Incredible story behind famous photo of boy who fell from a jumbo jet

It's so haunting it's hard to believe it's real

Perhaps you’ve not seen this snap before and you’re already doubting it.

But as haunting as it is, this famous photo of a teenage boy falling from a jumbo jet is in fact real.

On 22 February 1970, Keith Sapsford made the tragic decision to climb into an airplane’s wheel-well to ‘see how to the rest of the world lives’.

The 14-year-old Aussie was desperate for adventure and snuck onto the tarmac at Sydney Airport, sneaking into the plane bound for Japan.

But tragically, Keith wasn’t aware that the compartment would reopen after liftoff, sending him plummeting 60 metres.

And at that same moment, amateur photographer John Gilpin was taking photos at the airport.

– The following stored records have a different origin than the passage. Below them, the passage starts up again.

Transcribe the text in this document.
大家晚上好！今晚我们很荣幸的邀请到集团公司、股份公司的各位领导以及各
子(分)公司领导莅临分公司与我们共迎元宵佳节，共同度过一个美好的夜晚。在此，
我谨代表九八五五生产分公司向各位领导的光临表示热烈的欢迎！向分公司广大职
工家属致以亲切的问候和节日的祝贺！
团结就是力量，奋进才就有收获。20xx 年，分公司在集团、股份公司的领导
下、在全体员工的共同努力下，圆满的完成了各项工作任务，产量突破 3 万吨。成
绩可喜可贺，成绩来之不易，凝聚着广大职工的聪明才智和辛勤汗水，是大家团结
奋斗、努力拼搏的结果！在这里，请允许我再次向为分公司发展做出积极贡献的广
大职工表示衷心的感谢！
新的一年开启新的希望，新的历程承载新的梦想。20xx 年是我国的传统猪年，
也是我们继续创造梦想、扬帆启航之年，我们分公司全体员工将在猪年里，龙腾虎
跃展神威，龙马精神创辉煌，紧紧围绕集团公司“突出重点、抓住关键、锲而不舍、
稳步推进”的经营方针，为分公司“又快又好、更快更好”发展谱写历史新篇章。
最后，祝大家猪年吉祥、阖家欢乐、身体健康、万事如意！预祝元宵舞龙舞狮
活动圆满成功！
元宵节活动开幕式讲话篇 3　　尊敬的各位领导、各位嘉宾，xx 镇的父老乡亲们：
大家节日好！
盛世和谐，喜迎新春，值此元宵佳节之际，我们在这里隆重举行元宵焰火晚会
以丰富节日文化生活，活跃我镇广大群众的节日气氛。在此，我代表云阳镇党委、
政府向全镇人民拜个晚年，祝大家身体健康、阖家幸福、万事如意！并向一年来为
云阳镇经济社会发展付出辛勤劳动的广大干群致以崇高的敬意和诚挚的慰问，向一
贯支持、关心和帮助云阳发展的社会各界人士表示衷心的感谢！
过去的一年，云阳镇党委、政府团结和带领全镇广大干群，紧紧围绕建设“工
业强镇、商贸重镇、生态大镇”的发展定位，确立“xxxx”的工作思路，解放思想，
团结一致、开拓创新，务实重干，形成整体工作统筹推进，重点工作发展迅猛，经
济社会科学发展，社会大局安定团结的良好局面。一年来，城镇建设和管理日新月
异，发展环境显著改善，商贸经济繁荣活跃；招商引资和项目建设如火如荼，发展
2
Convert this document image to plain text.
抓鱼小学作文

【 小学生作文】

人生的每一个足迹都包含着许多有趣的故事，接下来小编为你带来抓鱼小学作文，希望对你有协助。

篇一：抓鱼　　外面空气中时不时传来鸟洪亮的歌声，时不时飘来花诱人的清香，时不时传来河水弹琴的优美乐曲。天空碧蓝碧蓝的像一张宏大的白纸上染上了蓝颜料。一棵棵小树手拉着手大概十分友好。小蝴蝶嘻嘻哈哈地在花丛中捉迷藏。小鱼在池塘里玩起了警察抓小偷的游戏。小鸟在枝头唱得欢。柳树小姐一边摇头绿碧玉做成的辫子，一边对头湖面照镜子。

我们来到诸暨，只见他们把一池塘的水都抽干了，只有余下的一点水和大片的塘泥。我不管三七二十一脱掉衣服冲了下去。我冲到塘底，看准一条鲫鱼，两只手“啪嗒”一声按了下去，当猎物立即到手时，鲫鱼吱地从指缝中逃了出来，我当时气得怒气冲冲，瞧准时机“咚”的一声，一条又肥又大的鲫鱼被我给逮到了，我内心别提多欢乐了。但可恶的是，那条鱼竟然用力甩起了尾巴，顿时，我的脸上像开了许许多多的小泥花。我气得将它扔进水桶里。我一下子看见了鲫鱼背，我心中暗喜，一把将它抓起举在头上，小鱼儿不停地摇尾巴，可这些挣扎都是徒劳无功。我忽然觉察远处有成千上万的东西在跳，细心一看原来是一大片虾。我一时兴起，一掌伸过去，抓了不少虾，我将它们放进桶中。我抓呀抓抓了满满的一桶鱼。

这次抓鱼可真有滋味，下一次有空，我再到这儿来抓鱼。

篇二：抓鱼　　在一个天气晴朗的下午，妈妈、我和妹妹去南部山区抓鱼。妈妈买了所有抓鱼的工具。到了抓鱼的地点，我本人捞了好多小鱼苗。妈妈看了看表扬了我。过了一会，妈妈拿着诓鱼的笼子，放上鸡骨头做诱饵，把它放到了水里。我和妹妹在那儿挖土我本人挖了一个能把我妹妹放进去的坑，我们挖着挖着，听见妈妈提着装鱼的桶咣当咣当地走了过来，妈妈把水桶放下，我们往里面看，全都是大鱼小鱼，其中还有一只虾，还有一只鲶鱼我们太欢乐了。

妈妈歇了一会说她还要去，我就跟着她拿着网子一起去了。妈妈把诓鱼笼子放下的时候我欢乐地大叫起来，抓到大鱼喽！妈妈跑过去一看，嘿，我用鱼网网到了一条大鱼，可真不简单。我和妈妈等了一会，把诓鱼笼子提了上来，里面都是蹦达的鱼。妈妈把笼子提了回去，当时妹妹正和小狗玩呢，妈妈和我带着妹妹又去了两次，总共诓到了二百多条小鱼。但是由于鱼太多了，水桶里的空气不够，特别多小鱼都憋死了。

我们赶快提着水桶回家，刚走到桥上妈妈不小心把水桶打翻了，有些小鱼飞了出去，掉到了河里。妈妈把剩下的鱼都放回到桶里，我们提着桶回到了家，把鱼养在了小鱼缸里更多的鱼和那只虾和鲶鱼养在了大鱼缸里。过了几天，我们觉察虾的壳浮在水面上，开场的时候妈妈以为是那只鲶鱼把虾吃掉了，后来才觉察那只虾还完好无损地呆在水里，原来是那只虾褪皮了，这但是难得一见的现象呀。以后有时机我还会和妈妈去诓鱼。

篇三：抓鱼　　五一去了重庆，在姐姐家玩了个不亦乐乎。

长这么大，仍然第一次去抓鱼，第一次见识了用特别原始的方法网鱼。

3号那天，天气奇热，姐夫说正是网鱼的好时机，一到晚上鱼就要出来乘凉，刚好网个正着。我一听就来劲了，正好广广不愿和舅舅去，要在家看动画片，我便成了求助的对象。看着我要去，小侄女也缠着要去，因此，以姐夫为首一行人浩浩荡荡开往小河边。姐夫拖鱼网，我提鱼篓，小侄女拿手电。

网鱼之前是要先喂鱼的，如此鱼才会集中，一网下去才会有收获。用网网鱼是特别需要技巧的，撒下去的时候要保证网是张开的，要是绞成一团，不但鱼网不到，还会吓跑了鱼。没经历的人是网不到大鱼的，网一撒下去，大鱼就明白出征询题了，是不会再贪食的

The photographer didn't even realise he'd captured it.
John Gilpin

He didn’t even realise he’d captured the teen’s last moments until about a week later when he developed the film.

Keith’s family had not long since taken an overseas trip to quench his thirst for travel.

On 23 February 1970, the Associated Press reported that his father, Charles Sapsford, said: "All my son wanted to do was to see the world. He had itchy feet. His determination to see how the rest of the world lives has cost him his life."

Once the family returned from their travels, Keith had an 'urge to keep on the move' and was restless in their hometown of Randwick, New South Wales.

This was when Charles made the decision to send his son to a Roman Catholic Institution in Sydney to 'straighten him out', but the young boy ran away a number of times.

Sydney Airport.
stellalevi/Getty Images

After only two weeks there, he escaped pretty easily and headed to Sydney Airport where he managed to get onto the runway and climb into the wheel-well of a Japan Airlines plane destined for Tokyo.

It took a couple of hours for the plane to head off while Keith waited in the compartment.

The MailOnline reported that technicians believed the boy - who was dressed in shorts and a short-sleeved shirt - was unaware the latch would reopen after take-off to bring the wheel back inside, which is when he fell.

According to doctors, Keith would have most likely died on the journey even without falling, due to the freezing altitude temperatures and lack of oxygen.

Tragically, Charles explained how he had previously spoken to Keith about a Spanish boy who died hiding inside the undercarriage of a plane just months before the incident.